Mêlant allègrement histoire savante et culture populaire, Rick Miller propose une (ré)vision à la fois instructive et ludique de l'histoire de celui que la chrétienté désigne comme le fils de Dieu. Le comédien vu dans Lipsynch de Robert Lepage met cartes sur table dès le début du spectacle: il a été élevé dans la foi catholique, il a été marqué par liturgie chrétienne, mais ne croit pas un instant à ce Jésus né d'une mère vierge et ressuscité d'entre les morts.

Que fait-il là, sur scène, à parler d'un culte auquel il n'adhère pas? Il veut proposer une lecture «rationnelle» du mythe du Christ et en dénoncer l'instrumentalisation, hier comme aujourd'hui. Bigger Than Jesus se sert ainsi de recettes éprouvées, c'est-à-dire l'arc dramatique de la vie du Christ et le rituel de la messe, pour s'en moquer un peu, mais aussi pour rappeler certaines des valeurs humanistes prêchées par «le fils de Dieu».

Rick Miller et le metteur en scène Daniel Brooks font preuve d'une extraordinaire ingéniosité dans ce spectacle qui est pourtant d'une grande simplicité. L'espace dépouillé est exploité et démultiplié de brillante manière par l'usage d'une caméra et d'un minimum d'accessoires. Le spectacle, qui commence comme un cours sur l'histoire des Évangiles, transporte en effet l'assistance dans un vol vers Jérusalem et même dans le climat parfois aride de la capitale que se disputent Juifs et Palestiniens.

Amalgames

Bigger Than Jesus trouve sa pertinence théâtrale dans de multiples amalgames entre culture populaire et fragments de rites chrétiens. Ici, le ton des prêcheurs évangéliques est associé à la musique populaire. Là, des éléments de BD et les Beatles servent à illustrer les différences entre les récits des évangélistes Marc, Matthieu, Paul et John, des auteurs qui, selon toute vraisemblance, n'ont pas connu ce Jésus dont ils parlent de manière si intime.

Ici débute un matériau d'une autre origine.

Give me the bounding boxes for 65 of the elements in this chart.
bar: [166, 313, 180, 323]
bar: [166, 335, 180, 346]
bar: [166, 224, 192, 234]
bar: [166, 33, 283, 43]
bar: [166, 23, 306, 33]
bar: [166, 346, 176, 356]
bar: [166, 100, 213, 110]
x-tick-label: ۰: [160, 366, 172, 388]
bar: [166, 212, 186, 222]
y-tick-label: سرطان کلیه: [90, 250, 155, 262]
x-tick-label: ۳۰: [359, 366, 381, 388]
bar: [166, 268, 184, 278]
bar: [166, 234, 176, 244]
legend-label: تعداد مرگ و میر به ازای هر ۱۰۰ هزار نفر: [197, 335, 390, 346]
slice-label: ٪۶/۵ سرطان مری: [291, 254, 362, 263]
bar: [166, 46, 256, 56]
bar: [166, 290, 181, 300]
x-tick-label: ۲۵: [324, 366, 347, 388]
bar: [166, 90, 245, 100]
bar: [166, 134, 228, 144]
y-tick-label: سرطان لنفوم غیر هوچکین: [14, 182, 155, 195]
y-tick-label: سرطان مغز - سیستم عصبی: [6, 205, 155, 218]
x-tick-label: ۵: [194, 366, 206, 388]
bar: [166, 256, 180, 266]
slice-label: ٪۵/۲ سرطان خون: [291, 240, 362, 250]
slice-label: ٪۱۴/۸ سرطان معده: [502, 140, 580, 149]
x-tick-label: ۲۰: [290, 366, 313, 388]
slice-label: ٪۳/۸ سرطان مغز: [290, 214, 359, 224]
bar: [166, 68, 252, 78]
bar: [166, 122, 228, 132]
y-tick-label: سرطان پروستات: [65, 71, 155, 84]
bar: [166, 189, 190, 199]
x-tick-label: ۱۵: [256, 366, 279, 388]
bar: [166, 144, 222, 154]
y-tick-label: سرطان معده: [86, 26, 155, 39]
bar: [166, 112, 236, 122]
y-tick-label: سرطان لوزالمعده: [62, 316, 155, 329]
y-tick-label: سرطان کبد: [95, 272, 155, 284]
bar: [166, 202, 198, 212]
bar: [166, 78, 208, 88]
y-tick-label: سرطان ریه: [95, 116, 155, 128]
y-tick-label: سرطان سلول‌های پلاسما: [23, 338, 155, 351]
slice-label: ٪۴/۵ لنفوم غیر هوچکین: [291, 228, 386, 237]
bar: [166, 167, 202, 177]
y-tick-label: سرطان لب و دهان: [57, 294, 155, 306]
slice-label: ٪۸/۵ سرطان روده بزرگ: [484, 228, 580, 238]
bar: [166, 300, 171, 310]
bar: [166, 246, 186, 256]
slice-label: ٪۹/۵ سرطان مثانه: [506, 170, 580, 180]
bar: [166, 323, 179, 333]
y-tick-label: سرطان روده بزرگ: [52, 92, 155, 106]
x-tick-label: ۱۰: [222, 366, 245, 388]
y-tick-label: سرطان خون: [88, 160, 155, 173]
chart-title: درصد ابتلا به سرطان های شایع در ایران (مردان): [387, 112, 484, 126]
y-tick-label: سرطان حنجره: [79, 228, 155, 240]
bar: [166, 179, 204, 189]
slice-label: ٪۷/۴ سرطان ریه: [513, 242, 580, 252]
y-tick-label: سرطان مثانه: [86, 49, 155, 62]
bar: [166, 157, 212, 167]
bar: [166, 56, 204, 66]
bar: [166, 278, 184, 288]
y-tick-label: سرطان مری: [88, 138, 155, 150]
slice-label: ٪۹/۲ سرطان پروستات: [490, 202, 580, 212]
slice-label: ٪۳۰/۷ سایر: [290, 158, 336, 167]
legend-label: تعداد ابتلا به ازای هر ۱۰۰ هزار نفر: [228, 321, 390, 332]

La scène la plus hilarante du spectacle est toutefois cette reconstitution de la Cène, faite à l'aide de figurines empruntées à Star Wars, au Magicien d'Oz et au dessin animé The Simpsons. On verse alors dans le théâtre d'objets particulièrement inspiré. Le rire détrône-t-il la réflexion? Par moments, oui. Mais le ton sert aussi parfaitement le propos du spectacle, qui cherche à déboulonner un mythe.

En mêlant continuellement l'histoire du Christ à une foule d'icônes ou de mode de divertissement de masse, Bigger Than Jesus cherche à replacer Jésus dans le monde auquel il appartient: celui de la fiction. «Le monde serait un bien meilleur endroit si les gens considéraient les textes religieux comme des oeuvres inspirées... de littérature», dit d'ailleurs le comédien. En 2012, alors que la religion continue de jouer un rôle important - et souvent funeste - dans les relations entre les peuples et les États, on acquiesce facilement.

Jusqu'au 24 avril à la salle Fred-Barry.